Acting: The direction of this film is legendary, they say. This is Melville's masterpiece, they say. Alain Delon was so cool that this film immortalized him, they say. I don't want to disappoint those hardcore fans out there, but I tried. I REALLY tried to like this film and I will attest that this is the best aspect. Everyone plays their part bang on, regardless of the fact that the huge-footed cabaret pianist love-interest with a tightly cropped haircut has no sex appeal whatsoever. Ugh, I'd go so far as to say 'distractingly unappealing'. How is the '12 year-old boy' look sexy, even to the French?
Cinematography: Some scenes have gorgeous storyboarding, like the lone meeting at the train-station, or the opening shot with this man lying in his bed, smoking in his lonely run-down apartment. Yes, Alain consistently poses in a contrived model stance. I'm sorry, but while I sit here writing a review trying to find excuses to up the score simply to appeal to all the critics out there who love this film, I'll have to be the voice of dissent. There's really nothing all that impressive about this, including the fedora and raincoat. Wait! The white gloves were cool.

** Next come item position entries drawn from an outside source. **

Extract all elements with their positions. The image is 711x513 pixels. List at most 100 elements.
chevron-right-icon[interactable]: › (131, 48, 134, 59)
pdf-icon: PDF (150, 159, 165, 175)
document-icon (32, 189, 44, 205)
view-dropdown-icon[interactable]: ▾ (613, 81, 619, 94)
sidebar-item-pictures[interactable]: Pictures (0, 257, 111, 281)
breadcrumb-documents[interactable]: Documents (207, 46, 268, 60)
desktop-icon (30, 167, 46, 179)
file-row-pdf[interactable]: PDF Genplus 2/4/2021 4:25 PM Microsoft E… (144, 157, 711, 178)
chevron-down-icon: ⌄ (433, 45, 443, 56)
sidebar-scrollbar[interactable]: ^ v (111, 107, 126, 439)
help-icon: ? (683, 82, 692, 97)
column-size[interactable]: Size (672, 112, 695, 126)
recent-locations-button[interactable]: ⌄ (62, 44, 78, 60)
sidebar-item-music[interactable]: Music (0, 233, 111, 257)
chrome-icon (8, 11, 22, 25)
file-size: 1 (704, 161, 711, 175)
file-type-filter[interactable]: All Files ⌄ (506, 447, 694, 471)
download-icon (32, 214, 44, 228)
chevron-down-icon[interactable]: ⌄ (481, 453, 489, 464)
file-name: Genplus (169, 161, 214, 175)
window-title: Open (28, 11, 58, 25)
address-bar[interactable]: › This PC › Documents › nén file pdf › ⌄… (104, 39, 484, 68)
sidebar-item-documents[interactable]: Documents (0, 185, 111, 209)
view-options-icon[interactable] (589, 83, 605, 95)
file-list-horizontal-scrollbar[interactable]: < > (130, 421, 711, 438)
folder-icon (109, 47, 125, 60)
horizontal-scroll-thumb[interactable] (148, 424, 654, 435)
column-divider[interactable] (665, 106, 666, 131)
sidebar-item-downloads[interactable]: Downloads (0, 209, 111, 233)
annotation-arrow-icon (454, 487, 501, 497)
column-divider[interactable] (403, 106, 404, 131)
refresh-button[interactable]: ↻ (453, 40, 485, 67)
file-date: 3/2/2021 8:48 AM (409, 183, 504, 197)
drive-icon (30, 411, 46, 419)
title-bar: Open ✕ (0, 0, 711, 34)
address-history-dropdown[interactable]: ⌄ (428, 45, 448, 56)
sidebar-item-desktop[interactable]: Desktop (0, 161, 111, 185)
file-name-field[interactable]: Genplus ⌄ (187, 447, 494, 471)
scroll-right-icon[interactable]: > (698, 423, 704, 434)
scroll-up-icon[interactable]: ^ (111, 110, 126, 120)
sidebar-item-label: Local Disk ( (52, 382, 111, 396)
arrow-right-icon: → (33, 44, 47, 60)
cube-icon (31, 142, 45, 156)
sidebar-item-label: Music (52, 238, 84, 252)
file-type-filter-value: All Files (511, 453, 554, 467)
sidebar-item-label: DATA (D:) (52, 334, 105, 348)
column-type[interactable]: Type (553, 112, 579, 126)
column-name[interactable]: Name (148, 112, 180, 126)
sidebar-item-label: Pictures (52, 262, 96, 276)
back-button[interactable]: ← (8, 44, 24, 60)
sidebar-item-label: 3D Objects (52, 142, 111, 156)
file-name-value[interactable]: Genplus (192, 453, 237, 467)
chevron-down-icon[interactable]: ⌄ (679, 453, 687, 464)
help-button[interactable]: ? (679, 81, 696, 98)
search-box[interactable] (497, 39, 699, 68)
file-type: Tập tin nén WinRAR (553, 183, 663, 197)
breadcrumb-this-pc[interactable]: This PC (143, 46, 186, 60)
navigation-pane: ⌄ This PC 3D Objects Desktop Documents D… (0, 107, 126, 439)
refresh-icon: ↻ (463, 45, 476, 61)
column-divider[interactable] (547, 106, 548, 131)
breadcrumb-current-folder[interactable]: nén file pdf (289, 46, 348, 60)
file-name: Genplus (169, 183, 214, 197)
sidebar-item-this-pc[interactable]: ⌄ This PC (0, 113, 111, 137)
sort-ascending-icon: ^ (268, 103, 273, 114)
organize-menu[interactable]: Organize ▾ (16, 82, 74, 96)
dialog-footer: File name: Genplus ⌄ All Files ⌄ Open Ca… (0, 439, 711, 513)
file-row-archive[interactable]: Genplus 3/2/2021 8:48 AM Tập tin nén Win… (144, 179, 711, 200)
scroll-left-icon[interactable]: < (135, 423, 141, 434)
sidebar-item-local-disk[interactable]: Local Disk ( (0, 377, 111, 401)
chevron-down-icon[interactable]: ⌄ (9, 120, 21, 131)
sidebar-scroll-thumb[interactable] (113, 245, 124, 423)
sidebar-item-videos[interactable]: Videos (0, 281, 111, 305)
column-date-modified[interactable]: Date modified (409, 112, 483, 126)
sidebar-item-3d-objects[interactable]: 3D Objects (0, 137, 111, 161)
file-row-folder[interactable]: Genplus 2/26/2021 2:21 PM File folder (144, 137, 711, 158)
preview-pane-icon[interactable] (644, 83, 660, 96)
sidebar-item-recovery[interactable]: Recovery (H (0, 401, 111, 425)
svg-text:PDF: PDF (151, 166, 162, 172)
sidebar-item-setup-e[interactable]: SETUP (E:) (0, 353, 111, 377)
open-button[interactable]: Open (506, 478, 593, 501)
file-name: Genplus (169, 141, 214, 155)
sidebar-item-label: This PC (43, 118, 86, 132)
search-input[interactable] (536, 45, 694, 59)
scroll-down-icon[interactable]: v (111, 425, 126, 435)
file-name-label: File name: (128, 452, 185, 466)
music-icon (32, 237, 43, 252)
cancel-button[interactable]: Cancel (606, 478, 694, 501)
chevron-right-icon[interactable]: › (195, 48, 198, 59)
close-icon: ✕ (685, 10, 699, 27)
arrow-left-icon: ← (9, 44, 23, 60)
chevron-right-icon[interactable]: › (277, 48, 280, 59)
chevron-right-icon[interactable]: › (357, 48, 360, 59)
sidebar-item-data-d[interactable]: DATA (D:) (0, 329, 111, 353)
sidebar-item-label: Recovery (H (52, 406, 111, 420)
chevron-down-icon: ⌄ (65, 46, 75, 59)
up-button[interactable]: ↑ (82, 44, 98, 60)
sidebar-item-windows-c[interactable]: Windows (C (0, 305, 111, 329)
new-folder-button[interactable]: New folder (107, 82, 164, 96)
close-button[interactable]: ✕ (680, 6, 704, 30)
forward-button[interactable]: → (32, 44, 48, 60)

Script: The best scene of the film for this category was the one where the cop turns over the hero's alibi's house, trying to intimidate her perfectly, explaining how a police officer must simply bend the rules from time to time. It's a smooth, suave, cool way of letting someone know they're on your shitlist. I can't think of any other instance where the dialogue served any purpose but to advance the plot. This wasn't nearly enough about character development. Yes, it's a film with long spans of wordlessness. That makes it an even better reason to have the words be more meaningful.
Plot: Sadly the title "Criterion Collection" emblazoned across the cover served to introduce a certain expectation from this viewing. Namely, I expected to see something good and cool, a story about a modern-day samurai with a deep honourable streak, shown through a series of intense character-building moments, including assasinations. Instead we're stuck watching a hitman try to squirm out of a police investigation. We learn too much of a man's professionally quick reflexes rather than fully exploring a zealous undercurrent of duty. It's just a cop-chase film, don't try telling me it's all cerebral with subtext. I get it, and it didn't move me whatsoever.

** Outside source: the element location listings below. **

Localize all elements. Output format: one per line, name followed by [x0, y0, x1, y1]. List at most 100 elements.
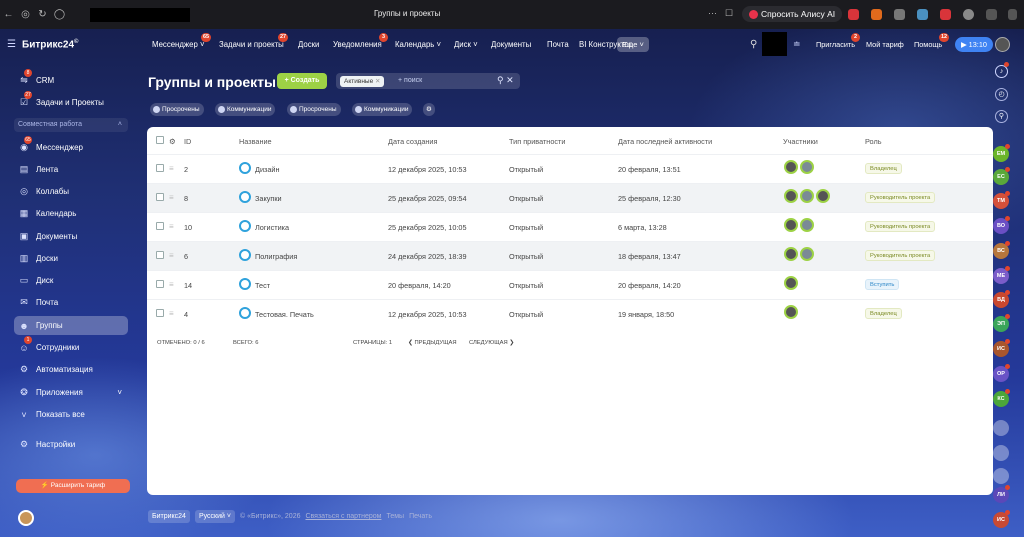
next-page-link[interactable]: СЛЕДУЮЩАЯ ❯ — [469, 340, 514, 346]
search-icon[interactable]: ⚲ — [750, 39, 757, 50]
table-row[interactable]: ≡ 6 Полиграфия 24 декабря 2025, 18:39 Открыт… — [147, 241, 993, 270]
sidebar-item-employees[interactable]: ☺ Сотрудники 1 — [14, 336, 128, 357]
nav-boards[interactable]: Доски — [298, 40, 319, 49]
sidebar-item-groups[interactable]: ☻ Группы — [14, 316, 128, 335]
ask-alice-button[interactable]: Спросить Алису AI — [742, 6, 843, 22]
drag-handle-icon[interactable]: ≡ — [169, 222, 174, 231]
sidebar-item-messenger[interactable]: ◉ Мессенджер 65 — [14, 136, 128, 157]
column-header-id[interactable]: ID — [184, 137, 191, 146]
sidebar-item-calendar[interactable]: ▦ Календарь — [14, 204, 128, 223]
drag-handle-icon[interactable]: ≡ — [169, 309, 174, 318]
nav-calendar[interactable]: Календарь ˅ — [395, 40, 441, 49]
drag-handle-icon[interactable]: ≡ — [169, 164, 174, 173]
member-avatar[interactable] — [800, 160, 814, 174]
nav-tasks[interactable]: Задачи и проекты — [219, 40, 284, 49]
member-avatar[interactable] — [784, 189, 798, 203]
cell-name[interactable]: Тестовая. Печать — [255, 310, 314, 319]
user-avatar[interactable] — [995, 37, 1010, 52]
sidebar-item-boards[interactable]: ▥ Доски — [14, 249, 128, 268]
chip-overdue[interactable]: Просрочены — [150, 103, 204, 116]
logo[interactable]: Битрикс24© — [22, 39, 78, 50]
create-button[interactable]: + Создать — [277, 73, 327, 89]
member-avatar[interactable] — [800, 218, 814, 232]
sidebar-item-mail[interactable]: ✉ Почта — [14, 293, 128, 312]
nav-messenger[interactable]: Мессенджер ˅ — [152, 40, 205, 49]
sidebar-item-feed[interactable]: ▤ Лента — [14, 160, 128, 179]
row-checkbox[interactable] — [156, 164, 164, 172]
close-icon[interactable]: ✕ — [506, 75, 514, 85]
cell-name[interactable]: Логистика — [255, 223, 289, 232]
select-all-checkbox[interactable] — [156, 136, 164, 144]
column-settings-icon[interactable]: ⚙ — [169, 137, 176, 146]
column-header-role[interactable]: Роль — [865, 137, 882, 146]
screenshot-icon[interactable] — [986, 9, 997, 20]
themes-link[interactable]: Темы — [386, 513, 404, 520]
more-button[interactable]: Еще ˅ — [617, 37, 649, 52]
settings-icon[interactable]: ≐ — [793, 39, 801, 50]
sidebar-item-drive[interactable]: ▭ Диск — [14, 271, 128, 290]
search-input[interactable]: + поиск — [398, 77, 422, 84]
media-icon[interactable] — [963, 9, 974, 20]
cell-name[interactable]: Полиграфия — [255, 252, 297, 261]
cell-name[interactable]: Закупки — [255, 194, 282, 203]
user-placeholder-icon[interactable] — [993, 445, 1009, 461]
my-plan-button[interactable]: Мой тариф — [862, 37, 908, 52]
nav-mail[interactable]: Почта — [547, 40, 569, 49]
prev-page-link[interactable]: ❮ ПРЕДЫДУЩАЯ — [408, 340, 457, 346]
chip-overdue[interactable]: Просрочены — [287, 103, 341, 116]
table-row[interactable]: ≡ 4 Тестовая. Печать 12 декабря 2025, 10:53… — [147, 299, 993, 328]
language-select[interactable]: Русский ˅ — [194, 510, 235, 523]
user-placeholder-icon[interactable] — [993, 468, 1009, 484]
print-link[interactable]: Печать — [409, 513, 432, 520]
row-checkbox[interactable] — [156, 193, 164, 201]
partner-link[interactable]: Связаться с партнером — [305, 513, 381, 520]
profile-avatar[interactable] — [18, 510, 34, 526]
shield-icon[interactable]: ◯ — [51, 9, 68, 20]
table-row[interactable]: ≡ 2 Дизайн 12 декабря 2025, 10:53 Открытый 20… — [147, 154, 993, 183]
member-avatar[interactable] — [784, 247, 798, 261]
column-header-members[interactable]: Участники — [783, 137, 818, 146]
upgrade-plan-button[interactable]: ⚡ Расширить тариф — [16, 479, 130, 493]
extension-icon[interactable] — [894, 9, 905, 20]
extension-icon[interactable] — [917, 9, 928, 20]
table-row[interactable]: ≡ 10 Логистика 25 декабря 2025, 10:05 Открыт… — [147, 212, 993, 241]
column-header-name[interactable]: Название — [239, 137, 272, 146]
cell-name[interactable]: Тест — [255, 281, 270, 290]
member-avatar[interactable] — [784, 160, 798, 174]
sidebar-section[interactable]: Совместная работа ˄ — [14, 118, 128, 132]
bookmark-icon[interactable]: ☐ — [725, 8, 733, 19]
member-avatar[interactable] — [816, 189, 830, 203]
member-avatar[interactable] — [784, 218, 798, 232]
back-icon[interactable]: ← — [0, 9, 17, 20]
footer-logo[interactable]: Битрикс24 — [148, 510, 190, 523]
member-avatar[interactable] — [800, 247, 814, 261]
row-checkbox[interactable] — [156, 251, 164, 259]
table-row[interactable]: ≡ 8 Закупки 25 декабря 2025, 09:54 Открытый 2… — [147, 183, 993, 212]
menu-icon[interactable]: ☰ — [7, 39, 16, 50]
chip-communications[interactable]: Коммуникации — [215, 103, 276, 116]
search-icon[interactable]: ⚲ — [995, 110, 1008, 123]
history-icon[interactable]: ◴ — [995, 88, 1008, 101]
user-placeholder-icon[interactable] — [993, 420, 1009, 436]
chip-settings[interactable]: ⚙ — [423, 103, 435, 116]
sidebar-item-tasks[interactable]: ☑ Задачи и Проекты 27 — [14, 91, 128, 112]
row-checkbox[interactable] — [156, 280, 164, 288]
download-icon[interactable] — [1008, 9, 1017, 20]
drag-handle-icon[interactable]: ≡ — [169, 251, 174, 260]
nav-notifications[interactable]: Уведомления — [333, 40, 382, 49]
member-avatar[interactable] — [784, 276, 798, 290]
table-row[interactable]: ≡ 14 Тест 20 февраля, 14:20 Открытый 20 февра… — [147, 270, 993, 299]
column-header-created[interactable]: Дата создания — [388, 137, 437, 146]
filter-tag-active[interactable]: Активные ✕ — [340, 76, 385, 87]
extension-icon[interactable] — [871, 9, 882, 20]
adblock-icon[interactable] — [848, 9, 859, 20]
drag-handle-icon[interactable]: ≡ — [169, 280, 174, 289]
nav-drive[interactable]: Диск ˅ — [454, 40, 478, 49]
reload-icon[interactable]: ↻ — [34, 9, 51, 20]
cell-name[interactable]: Дизайн — [255, 165, 280, 174]
sidebar-show-all[interactable]: ˅ Показать все — [14, 405, 128, 424]
drag-handle-icon[interactable]: ≡ — [169, 193, 174, 202]
sidebar-item-collabs[interactable]: ◎ Коллабы — [14, 182, 128, 201]
member-avatar[interactable] — [784, 305, 798, 319]
sidebar-item-crm[interactable]: ⇋ CRM 8 — [14, 69, 128, 90]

Mood: "A razor-sharp cocktail of 1940s American gangster cinema and 1960s French pop culture - with a liberal dose of Japanese lone-warrior mythology... defines cool".
Overall Rating: 70% (Uh, More Like A Ronin Actually, Not To Split Hairs)
Aftertaste: I know it's not about 'Samurai' as in Job Description, but Samurai as in the Warrior's Code and Way of Life, fine, but the code of "You Live To Die" does not mean going out of your way to be suicidally stupid. As a hitman, a killer, when someone gets a perfect look at you, you kill them, not woo them, problem over. You get rid of ALL the evidence, including the coat and hat you wore while doing the deed. You don't wear it out everyday even though you know you're being tailed. It's not armour for God's sake, ditch it. I feel truly bad that I didn't like this movie to the degree everyone else does, but I can't help it. Could you please do me a favour and explain to my why this is so good? I promise to listen!